I have 16S sequences (27F -519R) obtained through MIseq 250bp. After joining paired ends using Join_paired_ends.py, I used split_libraries_fastq.py. But I got following error.
split_libraries_fastq.py -i ~/Documents/URTmicrobiota/sequence/6B/first_seq.fastq -o ~/Documents/URTmicrobiota/sequence/6B/split_library_output -m ~/Documents/URTmicrobiota/sequence/map_B.txt --barcode_type 'not-barcoded' --sample_id 6B_ -r 1 -q 19
Traceback (most recent call last):
File "/macqiime/anaconda/bin/split_libraries_fastq.py", line 365, in <module>
main()
File "/macqiime/anaconda/bin/split_libraries_fastq.py", line 344, in main
for fasta_header, sequence, quality, seq_id in seq_generator:
File "/macqiime/anaconda/lib/python2.7/site-packages/qiime/split_libraries_fastq.py", line 239, in process_fastq_single_end_read_file_no_barcode
phred_offset=phred_offset):
File "/macqiime/anaconda/lib/python2.7/site-packages/qiime/split_libraries_fastq.py", line 317, in process_fastq_single_end_read_file
parse_fastq(fastq_read_f, strict=False, phred_offset=phred_offset)):
File "/macqiime/anaconda/lib/python2.7/site-packages/skbio/parse/sequences/fastq.py", line 174, in parse_fastq
seqid)
skbio.parse.sequences._exception.FastqParseError: Failed qual conversion for seq id: GGGTTTGATCATGGCTCAGATTGAACGCTGGCGGCAGGCTTAACACATGCAAGTCGAACGGTAGCAGGAAGAAGCTTGCTTCTTTGCTGACGAGTGGCGGACGGGTGAGTAATGCTTGGGAATCTGGCTTATGGAGGGGGATAACTACTGGAAACGGTAGCTAATACCGCGTAATCTCTACGGAGTAAAGGGTGGGACCTTTTGGCCACCTGCCATAAGATGAGCCCAAGTGGGATTAGGTAGTTGGTGAGGTAAAGGCTCACCAAGCCGACGATCGCTAGCTGGTCTGAGAGGATGACCAGCCACACTGGAACTGAGACACGGTCCAGACTCCTACGGGAGGCAGCAGTGGGGAATATTGCACAATGGGGGGAACCCTGATGCAGCCATGCCGCGTGAATGAAGAAGGCCGTCGGGGTGTAAAGTTCTTTCGGTGATGAGGAAGGAGTGAAGTTTAATAGACTTCATTATTGACGTTAGTCACAGAAGAAGCACCGGCTAACTCCGTGCCAGCAGCCGCGGTAATTC. This may be because you passed an incorrect value for phred_offset.

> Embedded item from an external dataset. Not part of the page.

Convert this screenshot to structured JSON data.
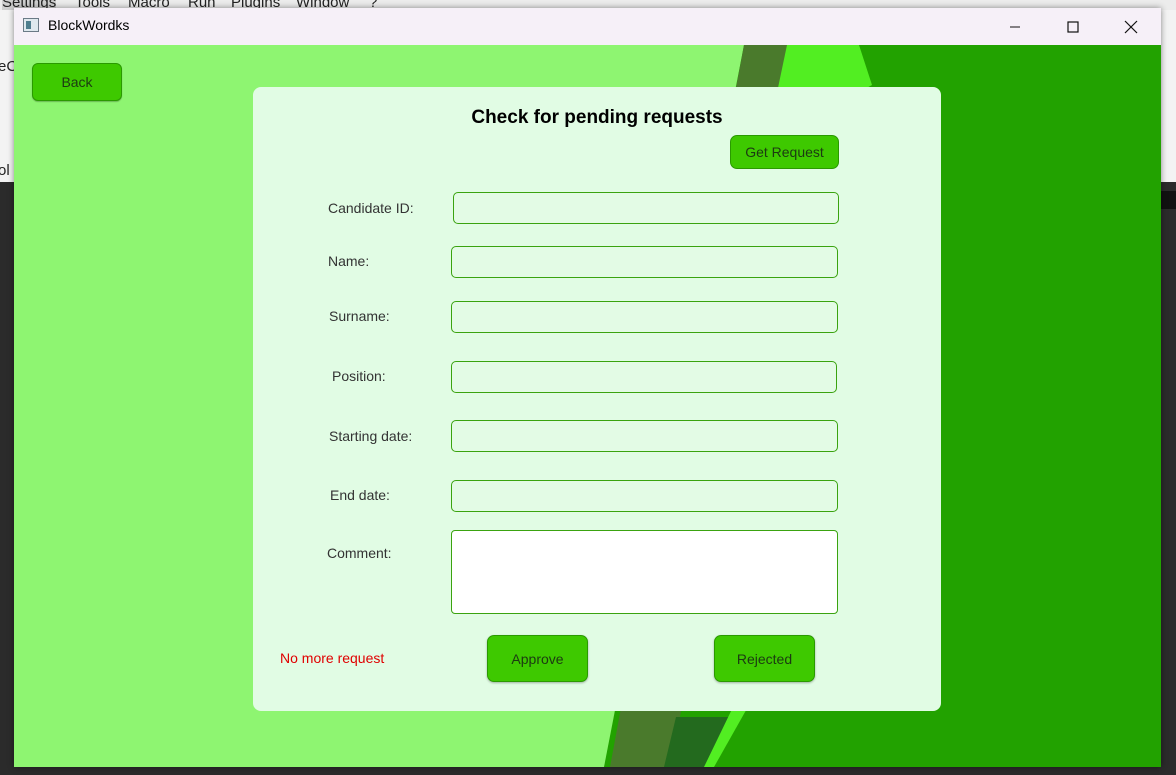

split_libraries_fastq.py -i ~/Documents/URTmicrobiota/sequence/6B/first_seq.fastq -o ~/Documents/URTmicrobiota/sequence/6B/split_library_output -m ~/Documents/URTmicrobiota/sequence/map_B.txt --barcode_type 'not-barcoded' --sample_id 6B_ -r 1 -q 19 --phred_offset 33
Traceback (most recent call last):
File "/macqiime/anaconda/bin/split_libraries_fastq.py", line 365, in <module>
main()
File "/macqiime/anaconda/bin/split_libraries_fastq.py", line 344, in main
for fasta_header, sequence, quality, seq_id in seq_generator:
File "/macqiime/anaconda/lib/python2.7/site-packages/qiime/split_libraries_fastq.py", line 239, in process_fastq_single_end_read_file_no_barcode
phred_offset=phred_offset):
File "/macqiime/anaconda/lib/python2.7/site-packages/qiime/split_libraries_fastq.py", line 317, in process_fastq_single_end_read_file
parse_fastq(fastq_read_f, strict=False, phred_offset=phred_offset)):
File "/macqiime/anaconda/lib/python2.7/site-packages/skbio/parse/sequences/fastq.py", line 174, in parse_fastq
seqid)
skbio.parse.sequences._exception.FastqParseError: Failed qual conversion for seq id: GGGTTTGATCATGGCTCAGATTGAACGCTGGCGGCAGGCTTAACACATGCAAGTCGAACGGTAGCAGGAAGAAGCTTGCTTCTTTGCTGACGAGTGGCGGACGGGTGAGTAATGCTTGGGAATCTGGCTTATGGAGGGGGATAACTACTGGAAACGGTAGCTAATACCGCGTAATCTCTACGGAGTAAAGGGTGGGACCTTTTGGCCACCTGCCATAAGATGAGCCCAAGTGGGATTAGGTAGTTGGTGAGGTAAAGGCTCACCAAGCCGACGATCGCTAGCTGGTCTGAGAGGATGACCAGCCACACTGGAACTGAGACACGGTCCAGACTCCTACGGGAGGCAGCAGTGGGGAATATTGCACAATGGGGGGAACCCTGATGCAGCCATGCCGCGTGAATGAAGAAGGCCGTCGGGGTGTAAAGTTCTTTCGGTGATGAGGAAGGAGTGAAGTTTAATAGACTTCATTATTGACGTTAGTCACAGAAGAAGCACCGGCTAACTCCGTGCCAGCAGCCGCGGTAATTC. This may be because you passed an incorrect value for phred_offset.